If the neuron model has more than one synapse mechanism, or more than one synaptic location, the particular synapse to which the connection should be made is specified with the synapse_type argument, e.g.:

>>> connect(source_list, target_list, weight=1.5, delay=0.5, synapse_type='inhibitory')

(the attribute synapse_types of all standard cell objects contains a list of the synapse types for that cell type).

Setting neuron parameters

There are many ways to change the parameters for individual neurons and post-synaptic mechanisms after creation of the neuron. To change a single parameter of a single neuron, just set the relevant attribute of the neuron ID object, e.g.:

>>> cells = create(IF_curr_exp, cellparams={'v_thresh': -50.0}, n=10)
>>> cells[0].tau_m
>>> cells[0].tau_m = 15
>>> cells[0].tau_m

To change several parameters at once for a single neuron, use the set_parameters() method of the neuron ID, e.g.:

>>> cells[1].set_parameters(tau_m=10.0, cm=0.5)
>>> cells[1].tau_m
>>> cells[1].cm

To change parameters for several cells at once, use the set() function, e.g.:

>>> set(cells[0:5], param='v_thresh', val=-55.0)
>>> print cells[0].v_thresh
>>> print cells[5].v_thresh

Individual parameters can be set using the param and val arguments, as above, or multiple parameters can be set at once by passing a dictionary of name:value pairs as the param argument, with val empty, e.g.:

>>> set(cells, param={'tau_refrac': 2.0, 'tau_syn_E': 5.0})

Injecting current

If you want to inject a current (which may be time varying), create a CurrentSource object and connect it to the neuron either using the inject() method of the neuron ID or using the inject_into() method of the CurrentSource:

>>> pulse = DCSource(amplitude=0.5, start=20.0, stop=80.0)
>>> steps = StepCurrentSource(times=[0.0, 50.0, 100.0], amplitudes=[0.1, 0.2, 0.3])
>>> pulse.inject_into(cells[3:7])
>>> cells[9].inject(steps)

Recording spikes and membrane potential

To record action potentials use the record() function, to record membrane potential use the record_v() function and to record synaptic conductances use the record_gsyn() function. The arguments for all three functions are a cell id (or a Population, Assembly or PopulationView), and a filename, e.g.:

>>> record(cell, "spikes.dat")
>>> record_v(cells, "Vm.dat")

In some cases it is more efficient to write files in the simulator’s native format, rather than the standard PyNN format. In this case, use the compatible_output=False argument to the end() function.
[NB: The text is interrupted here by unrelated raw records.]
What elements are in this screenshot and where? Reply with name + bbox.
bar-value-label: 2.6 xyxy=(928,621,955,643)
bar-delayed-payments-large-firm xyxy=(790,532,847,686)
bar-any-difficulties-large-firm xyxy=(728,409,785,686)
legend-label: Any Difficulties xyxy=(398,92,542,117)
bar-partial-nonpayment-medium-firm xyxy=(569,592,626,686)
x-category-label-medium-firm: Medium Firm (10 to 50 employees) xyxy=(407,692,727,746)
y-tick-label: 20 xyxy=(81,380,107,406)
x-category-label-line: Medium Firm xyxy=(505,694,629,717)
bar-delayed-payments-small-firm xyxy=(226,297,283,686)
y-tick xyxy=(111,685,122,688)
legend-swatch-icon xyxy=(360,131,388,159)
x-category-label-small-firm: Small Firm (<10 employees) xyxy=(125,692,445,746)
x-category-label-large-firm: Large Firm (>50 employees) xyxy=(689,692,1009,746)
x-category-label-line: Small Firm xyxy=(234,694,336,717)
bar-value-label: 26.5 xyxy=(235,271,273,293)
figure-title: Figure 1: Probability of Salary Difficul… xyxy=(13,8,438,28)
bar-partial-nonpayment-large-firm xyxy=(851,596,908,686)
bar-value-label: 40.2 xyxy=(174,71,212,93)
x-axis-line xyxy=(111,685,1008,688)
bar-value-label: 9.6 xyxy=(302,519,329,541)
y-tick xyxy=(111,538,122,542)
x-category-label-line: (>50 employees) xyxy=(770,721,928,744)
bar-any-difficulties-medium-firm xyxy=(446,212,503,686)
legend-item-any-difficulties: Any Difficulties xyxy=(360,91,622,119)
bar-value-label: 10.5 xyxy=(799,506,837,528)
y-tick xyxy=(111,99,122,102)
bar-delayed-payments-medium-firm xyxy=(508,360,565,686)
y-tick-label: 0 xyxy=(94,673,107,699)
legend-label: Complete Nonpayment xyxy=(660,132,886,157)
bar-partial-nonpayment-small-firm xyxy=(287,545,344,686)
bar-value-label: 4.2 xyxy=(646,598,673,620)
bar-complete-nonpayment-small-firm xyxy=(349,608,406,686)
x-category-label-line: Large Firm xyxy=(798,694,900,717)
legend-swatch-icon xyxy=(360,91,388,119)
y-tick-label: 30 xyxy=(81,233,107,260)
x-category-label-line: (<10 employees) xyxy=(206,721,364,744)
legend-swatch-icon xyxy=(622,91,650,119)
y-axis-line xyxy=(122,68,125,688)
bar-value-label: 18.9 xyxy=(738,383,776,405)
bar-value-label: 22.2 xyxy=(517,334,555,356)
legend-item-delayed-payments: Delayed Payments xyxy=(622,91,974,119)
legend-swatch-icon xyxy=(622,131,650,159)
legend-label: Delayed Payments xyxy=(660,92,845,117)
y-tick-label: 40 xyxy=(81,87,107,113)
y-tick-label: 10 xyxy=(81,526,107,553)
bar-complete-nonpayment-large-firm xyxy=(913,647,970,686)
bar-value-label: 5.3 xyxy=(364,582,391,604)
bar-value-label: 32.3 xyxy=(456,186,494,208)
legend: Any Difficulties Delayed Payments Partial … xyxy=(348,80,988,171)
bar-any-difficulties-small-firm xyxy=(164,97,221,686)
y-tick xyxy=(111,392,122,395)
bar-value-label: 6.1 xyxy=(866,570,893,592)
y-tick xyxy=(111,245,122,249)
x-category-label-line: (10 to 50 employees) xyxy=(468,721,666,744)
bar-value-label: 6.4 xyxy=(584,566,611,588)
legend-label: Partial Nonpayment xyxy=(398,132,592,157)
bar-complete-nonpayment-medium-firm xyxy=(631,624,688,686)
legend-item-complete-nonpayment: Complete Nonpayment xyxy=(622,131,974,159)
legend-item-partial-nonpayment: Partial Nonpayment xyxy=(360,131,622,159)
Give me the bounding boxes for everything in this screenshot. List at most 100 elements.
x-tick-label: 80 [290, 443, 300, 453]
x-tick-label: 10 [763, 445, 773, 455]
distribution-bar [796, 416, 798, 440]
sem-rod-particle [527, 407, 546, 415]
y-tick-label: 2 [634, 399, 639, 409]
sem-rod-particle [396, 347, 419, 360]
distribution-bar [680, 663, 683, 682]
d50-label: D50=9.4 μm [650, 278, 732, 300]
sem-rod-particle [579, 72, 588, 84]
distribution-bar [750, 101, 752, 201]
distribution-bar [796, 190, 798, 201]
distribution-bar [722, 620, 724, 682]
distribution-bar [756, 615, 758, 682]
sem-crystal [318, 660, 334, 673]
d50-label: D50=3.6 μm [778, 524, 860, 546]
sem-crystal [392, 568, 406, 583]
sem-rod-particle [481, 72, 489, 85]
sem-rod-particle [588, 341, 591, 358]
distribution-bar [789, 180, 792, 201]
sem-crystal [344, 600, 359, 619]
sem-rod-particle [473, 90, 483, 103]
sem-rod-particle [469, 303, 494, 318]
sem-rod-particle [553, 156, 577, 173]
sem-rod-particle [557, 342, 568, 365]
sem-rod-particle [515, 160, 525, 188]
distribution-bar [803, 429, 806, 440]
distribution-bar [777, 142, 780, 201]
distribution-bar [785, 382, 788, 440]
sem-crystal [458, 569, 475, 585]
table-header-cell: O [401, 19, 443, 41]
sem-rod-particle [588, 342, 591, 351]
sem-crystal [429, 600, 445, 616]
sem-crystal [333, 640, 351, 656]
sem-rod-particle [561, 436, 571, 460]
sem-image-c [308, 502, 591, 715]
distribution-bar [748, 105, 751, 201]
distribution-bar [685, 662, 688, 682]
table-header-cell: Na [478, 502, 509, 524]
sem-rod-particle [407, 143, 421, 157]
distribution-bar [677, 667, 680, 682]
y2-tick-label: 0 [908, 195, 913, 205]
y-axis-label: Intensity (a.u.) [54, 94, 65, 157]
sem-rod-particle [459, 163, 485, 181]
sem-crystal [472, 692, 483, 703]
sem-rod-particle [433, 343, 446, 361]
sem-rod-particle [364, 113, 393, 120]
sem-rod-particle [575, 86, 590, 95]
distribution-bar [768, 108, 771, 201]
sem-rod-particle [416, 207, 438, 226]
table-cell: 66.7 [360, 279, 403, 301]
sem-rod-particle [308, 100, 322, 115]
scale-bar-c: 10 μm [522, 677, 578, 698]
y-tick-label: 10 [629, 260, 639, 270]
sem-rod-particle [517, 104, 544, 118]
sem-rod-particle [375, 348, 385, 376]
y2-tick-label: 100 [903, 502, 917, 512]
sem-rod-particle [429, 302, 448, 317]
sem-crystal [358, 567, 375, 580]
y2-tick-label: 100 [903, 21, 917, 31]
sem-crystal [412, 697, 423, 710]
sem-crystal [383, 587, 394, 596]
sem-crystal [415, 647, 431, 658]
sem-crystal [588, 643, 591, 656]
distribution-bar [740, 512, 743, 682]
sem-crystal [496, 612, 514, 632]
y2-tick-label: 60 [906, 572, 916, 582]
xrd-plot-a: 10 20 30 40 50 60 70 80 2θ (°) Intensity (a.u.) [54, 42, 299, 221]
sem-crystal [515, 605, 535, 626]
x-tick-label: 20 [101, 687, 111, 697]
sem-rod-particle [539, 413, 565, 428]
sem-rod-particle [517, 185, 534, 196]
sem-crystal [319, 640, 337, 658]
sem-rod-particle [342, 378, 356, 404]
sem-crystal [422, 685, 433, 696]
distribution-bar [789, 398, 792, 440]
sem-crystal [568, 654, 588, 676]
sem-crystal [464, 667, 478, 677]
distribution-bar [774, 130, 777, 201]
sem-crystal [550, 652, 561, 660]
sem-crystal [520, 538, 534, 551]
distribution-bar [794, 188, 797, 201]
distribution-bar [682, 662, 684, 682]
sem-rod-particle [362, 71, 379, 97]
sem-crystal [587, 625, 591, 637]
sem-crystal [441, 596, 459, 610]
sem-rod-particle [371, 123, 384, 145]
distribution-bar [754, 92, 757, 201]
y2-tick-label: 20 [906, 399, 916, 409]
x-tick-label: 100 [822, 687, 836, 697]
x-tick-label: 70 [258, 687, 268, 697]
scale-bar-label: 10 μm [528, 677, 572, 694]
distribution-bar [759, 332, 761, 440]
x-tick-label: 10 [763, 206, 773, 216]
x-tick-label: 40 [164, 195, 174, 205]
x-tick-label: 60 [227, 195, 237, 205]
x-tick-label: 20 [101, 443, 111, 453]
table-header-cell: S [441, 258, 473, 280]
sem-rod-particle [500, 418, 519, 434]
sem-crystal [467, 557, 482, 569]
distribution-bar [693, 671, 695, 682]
For recording to binary (e.g. HDF5) rather than text files, see the chapter on file formats.

Running a simulation

The run() function runs the simulation for a given number of milliseconds, e.g.:

>>> run(1000.0)

Finishing up

Just as a simulation must be begun with a call to setup(), it must be ended with a call to end(). For the procedural API, this is also the point at which data gets written to file.


There are several example scripts in the examples directory of the source distribution.